La porta non era chiusa a chiave. Non poteva chiudersi. Si era solo rotta un po' per tutte le volte in cui ha dovuto sopportare la pressione di me che la spingevo da una parte e Natalie dall'altra, cercando di riaprirla.

"Chiedi a uno dei ragazzi!" Urlai.

"No! Mi stupreranno!" Gridò lei. Gemetti di nuovo. Non l'avrebbero mai fatto. La maggior parte di loro erano gentiluomini con l'hobby dell'equitazione.

Stava esagerando.

"Hai avuto il tuo passaggio ieri sera!"

"Ok, resterò a casa e potrai spiegare a papà, quando tornerà, perché sono rimasta qui", rispose lei. Io gemetti di nuovo mentre uscivo dal mio paradiso.

Mi misi i jeans, presi il telefono e le chiavi prima di infilare le pantofole e aprire la porta con forza.

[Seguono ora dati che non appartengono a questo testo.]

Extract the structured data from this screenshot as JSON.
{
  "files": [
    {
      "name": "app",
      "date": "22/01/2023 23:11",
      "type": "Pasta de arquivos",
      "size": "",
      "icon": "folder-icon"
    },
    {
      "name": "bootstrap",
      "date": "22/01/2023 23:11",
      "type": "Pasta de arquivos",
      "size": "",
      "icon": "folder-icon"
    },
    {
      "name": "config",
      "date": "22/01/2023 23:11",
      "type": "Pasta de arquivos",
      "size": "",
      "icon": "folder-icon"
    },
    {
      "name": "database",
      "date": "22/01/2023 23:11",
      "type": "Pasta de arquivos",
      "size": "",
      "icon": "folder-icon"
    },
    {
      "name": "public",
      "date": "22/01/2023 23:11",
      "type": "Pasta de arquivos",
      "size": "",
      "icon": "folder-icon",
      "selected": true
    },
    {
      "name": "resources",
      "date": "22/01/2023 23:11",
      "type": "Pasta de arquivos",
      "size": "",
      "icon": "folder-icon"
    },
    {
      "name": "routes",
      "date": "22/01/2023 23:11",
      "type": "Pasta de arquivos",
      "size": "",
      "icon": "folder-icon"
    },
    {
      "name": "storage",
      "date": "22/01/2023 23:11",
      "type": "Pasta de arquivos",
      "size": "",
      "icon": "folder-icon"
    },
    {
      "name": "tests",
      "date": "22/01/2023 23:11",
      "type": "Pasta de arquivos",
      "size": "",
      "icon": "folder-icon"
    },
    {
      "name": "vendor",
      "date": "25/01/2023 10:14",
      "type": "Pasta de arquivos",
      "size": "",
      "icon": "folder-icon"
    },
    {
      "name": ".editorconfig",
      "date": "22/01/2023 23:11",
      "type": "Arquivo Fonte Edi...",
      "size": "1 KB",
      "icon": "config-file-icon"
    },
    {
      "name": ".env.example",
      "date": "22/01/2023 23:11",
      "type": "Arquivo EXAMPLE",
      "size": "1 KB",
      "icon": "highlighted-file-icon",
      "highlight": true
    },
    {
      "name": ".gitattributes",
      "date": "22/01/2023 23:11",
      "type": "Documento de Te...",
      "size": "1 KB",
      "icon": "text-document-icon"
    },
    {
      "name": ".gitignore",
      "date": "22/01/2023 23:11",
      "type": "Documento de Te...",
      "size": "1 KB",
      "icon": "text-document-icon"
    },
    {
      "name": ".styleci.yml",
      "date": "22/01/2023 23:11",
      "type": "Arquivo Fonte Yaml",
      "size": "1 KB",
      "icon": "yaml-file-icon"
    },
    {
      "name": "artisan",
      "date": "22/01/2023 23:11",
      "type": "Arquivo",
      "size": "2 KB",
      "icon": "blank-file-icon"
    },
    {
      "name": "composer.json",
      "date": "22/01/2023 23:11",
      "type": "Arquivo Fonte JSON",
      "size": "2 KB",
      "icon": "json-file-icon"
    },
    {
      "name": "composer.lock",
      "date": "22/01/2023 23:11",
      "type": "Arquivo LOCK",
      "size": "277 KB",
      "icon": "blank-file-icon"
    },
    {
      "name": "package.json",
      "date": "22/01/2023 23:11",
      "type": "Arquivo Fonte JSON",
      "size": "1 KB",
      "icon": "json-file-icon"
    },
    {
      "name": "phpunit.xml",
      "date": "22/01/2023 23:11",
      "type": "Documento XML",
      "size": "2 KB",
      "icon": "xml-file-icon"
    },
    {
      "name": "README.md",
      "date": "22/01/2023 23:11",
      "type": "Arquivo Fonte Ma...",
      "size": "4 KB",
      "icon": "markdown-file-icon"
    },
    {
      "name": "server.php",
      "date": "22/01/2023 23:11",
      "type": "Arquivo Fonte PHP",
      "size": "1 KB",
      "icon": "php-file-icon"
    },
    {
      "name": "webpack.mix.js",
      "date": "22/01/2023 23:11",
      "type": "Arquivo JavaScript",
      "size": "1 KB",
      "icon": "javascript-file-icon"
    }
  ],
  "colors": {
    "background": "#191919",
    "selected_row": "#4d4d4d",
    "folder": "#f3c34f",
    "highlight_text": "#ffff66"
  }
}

"Dov'era la tua sveglia?" Chiesi.

"Non l'ho sentita!" Rispose lei, trascinandomi in una corsa lungo il corridoio e al piano di sopra. "Sono stata sveglia tutta la notte, e ora sono ancora esausta".

"Non mi interessa! Anch'io sono esausta ed è colpa tua!"

"Mi dispiace! Non è colpa mia se ieri non hai fatto il pisolino".

"Ero al lavoro!" Le urlai contro e la colpii sul braccio con forza. Lei ricambiò lo schiaffo prima di uscire. Aprii l'auto e mi misi al volante.

***

Parcheggiai nel parcheggio della mia vecchia scuola e guardai tutti gli studenti che entravano.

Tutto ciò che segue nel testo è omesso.